Yesterday, I opened a checking account and took a short 15 minute walk outside. That made me feel like I accomplished something and helped to calm me down a bit.
So I tried to talk myself into doing something today. And it worked! I woke up (without an alarm) around 8:45a and realized if I got out of bed I would make it just in time for a Meetup group that was going paddleboarding. Fortunately for me, I had written the details out last night so there would be no barrier to me leaving the house if the mood hit me. It did!
I went paddleboarding! It was as simple as it looked on TV. You sit (or stand) on this hard plexiglass epoxy board and paddle. That’s it. And then 2 hours passed. I don’t generally understand repetitive sports like these, but it was nice to get out of the house.
I even talked to people! A white-man asked me if I’d ever taken a college class and how much my rent was, so that’s always cool.
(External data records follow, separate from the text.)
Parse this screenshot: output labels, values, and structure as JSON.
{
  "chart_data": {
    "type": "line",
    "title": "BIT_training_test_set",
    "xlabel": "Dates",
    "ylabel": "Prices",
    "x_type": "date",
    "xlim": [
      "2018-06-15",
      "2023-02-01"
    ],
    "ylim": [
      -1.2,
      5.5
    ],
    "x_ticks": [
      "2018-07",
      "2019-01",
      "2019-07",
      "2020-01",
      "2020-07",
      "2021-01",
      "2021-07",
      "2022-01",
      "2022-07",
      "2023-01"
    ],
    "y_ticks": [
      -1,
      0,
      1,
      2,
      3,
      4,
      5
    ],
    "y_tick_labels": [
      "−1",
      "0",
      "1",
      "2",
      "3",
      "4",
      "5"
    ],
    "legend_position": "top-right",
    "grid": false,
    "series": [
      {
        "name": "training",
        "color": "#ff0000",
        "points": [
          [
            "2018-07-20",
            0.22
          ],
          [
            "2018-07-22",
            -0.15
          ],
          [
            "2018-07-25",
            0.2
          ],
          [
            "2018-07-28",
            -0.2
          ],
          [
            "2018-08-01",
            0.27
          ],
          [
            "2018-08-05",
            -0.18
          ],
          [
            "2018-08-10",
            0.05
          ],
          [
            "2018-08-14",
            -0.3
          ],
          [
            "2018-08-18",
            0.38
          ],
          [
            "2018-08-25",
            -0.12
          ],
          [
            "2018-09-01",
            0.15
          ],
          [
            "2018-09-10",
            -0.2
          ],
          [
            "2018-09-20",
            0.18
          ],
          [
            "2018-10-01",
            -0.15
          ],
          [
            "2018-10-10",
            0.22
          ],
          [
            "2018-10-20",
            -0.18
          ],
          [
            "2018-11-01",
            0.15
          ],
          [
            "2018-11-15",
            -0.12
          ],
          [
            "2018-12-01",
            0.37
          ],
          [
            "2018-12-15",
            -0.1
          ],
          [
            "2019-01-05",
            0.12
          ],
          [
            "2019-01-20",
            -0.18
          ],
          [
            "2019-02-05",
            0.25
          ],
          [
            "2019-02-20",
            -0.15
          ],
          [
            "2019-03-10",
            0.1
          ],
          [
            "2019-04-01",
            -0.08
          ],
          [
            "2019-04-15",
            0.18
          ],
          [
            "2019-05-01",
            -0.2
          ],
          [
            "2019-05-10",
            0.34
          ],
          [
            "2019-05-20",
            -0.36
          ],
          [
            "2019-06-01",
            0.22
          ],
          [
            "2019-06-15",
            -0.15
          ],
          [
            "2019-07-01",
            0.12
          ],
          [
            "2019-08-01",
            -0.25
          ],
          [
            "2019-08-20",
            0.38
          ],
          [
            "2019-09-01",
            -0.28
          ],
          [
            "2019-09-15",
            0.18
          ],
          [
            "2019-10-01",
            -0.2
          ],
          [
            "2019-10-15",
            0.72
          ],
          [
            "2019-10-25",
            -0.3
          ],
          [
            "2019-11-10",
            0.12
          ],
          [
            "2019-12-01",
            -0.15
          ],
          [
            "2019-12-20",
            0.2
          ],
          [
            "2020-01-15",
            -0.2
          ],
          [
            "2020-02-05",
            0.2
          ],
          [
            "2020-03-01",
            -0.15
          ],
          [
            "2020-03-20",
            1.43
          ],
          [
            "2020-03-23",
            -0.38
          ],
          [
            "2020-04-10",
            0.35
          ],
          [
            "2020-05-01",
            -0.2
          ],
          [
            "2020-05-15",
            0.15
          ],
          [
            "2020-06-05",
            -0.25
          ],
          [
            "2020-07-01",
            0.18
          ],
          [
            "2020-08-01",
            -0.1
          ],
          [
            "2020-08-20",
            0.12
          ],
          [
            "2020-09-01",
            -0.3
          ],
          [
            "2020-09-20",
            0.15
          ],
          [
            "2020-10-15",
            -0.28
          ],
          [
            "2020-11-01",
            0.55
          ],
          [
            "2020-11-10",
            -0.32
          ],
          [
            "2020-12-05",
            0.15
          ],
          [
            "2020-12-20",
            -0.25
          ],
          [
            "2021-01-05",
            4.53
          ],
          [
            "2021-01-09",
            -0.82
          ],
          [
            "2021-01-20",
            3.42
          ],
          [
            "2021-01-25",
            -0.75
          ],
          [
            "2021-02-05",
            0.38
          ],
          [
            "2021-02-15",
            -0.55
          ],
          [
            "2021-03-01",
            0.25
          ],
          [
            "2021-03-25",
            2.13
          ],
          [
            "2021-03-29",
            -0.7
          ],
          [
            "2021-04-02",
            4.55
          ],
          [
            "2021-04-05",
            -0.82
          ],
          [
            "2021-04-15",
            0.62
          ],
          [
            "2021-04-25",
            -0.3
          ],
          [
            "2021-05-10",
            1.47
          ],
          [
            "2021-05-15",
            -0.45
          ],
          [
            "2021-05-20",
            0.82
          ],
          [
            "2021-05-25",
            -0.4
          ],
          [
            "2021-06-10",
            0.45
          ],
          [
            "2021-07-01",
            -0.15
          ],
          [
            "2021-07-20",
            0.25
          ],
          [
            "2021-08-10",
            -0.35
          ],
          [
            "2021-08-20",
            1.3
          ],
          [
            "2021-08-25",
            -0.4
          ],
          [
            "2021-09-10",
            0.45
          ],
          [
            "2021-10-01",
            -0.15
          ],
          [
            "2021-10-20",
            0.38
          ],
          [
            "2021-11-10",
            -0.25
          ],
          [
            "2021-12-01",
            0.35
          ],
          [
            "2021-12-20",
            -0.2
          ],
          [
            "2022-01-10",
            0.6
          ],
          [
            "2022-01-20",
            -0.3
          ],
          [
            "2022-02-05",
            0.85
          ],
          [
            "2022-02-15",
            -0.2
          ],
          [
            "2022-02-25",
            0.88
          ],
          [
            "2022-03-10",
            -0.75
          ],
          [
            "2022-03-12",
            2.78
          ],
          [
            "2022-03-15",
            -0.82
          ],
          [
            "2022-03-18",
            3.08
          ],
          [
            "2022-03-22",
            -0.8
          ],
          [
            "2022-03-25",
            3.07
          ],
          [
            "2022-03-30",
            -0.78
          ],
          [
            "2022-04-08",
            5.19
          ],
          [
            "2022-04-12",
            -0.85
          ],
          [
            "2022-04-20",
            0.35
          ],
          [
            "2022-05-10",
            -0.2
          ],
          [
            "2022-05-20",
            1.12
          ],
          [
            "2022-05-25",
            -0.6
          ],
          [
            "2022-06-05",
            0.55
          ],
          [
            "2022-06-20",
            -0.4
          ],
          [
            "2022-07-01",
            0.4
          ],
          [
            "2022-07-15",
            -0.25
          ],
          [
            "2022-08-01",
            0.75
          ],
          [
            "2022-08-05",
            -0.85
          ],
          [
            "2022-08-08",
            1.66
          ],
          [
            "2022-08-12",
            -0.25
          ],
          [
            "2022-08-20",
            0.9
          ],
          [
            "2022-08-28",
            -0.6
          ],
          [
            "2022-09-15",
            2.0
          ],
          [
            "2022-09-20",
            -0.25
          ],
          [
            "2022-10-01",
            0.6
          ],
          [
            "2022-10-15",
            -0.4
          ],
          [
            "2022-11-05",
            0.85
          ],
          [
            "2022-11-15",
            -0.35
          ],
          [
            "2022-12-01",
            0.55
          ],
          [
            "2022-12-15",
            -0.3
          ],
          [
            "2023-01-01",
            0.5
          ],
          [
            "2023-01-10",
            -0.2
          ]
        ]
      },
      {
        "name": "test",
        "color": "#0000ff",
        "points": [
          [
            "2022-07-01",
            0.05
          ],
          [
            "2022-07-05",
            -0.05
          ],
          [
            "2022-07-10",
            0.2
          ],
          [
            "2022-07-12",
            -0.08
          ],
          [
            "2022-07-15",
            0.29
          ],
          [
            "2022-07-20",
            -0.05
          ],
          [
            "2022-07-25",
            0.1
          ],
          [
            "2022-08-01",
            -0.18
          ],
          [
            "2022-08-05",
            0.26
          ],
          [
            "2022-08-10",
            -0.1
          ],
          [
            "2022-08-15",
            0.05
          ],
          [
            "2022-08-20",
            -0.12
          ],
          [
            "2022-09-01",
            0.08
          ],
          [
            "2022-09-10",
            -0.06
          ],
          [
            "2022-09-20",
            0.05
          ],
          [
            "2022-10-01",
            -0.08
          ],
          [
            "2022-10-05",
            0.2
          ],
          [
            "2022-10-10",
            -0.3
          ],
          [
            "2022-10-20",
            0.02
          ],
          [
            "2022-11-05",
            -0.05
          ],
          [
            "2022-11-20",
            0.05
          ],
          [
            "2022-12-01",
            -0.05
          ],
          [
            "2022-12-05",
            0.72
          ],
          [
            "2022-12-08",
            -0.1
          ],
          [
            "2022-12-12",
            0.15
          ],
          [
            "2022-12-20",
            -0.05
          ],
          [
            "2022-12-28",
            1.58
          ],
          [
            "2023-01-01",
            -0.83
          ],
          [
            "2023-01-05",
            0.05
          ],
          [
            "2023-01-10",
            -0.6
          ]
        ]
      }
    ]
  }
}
My good-for-a-chat friend found out I quit my job. It was so much easier to tell the strangers from Meetup than someone I actually know. Less questions. I don’t know if I really wanted to tell her but it was nice to tell someone. I felt unburdened somehow. But I feel like I have to craft a narrative first to field questions before I tell anymore people…including my family. For you see, this early career break is both something I’ve been planning and something that I did suddenly. I have a plan and enough savings…and I don’t. It’s all very confusing.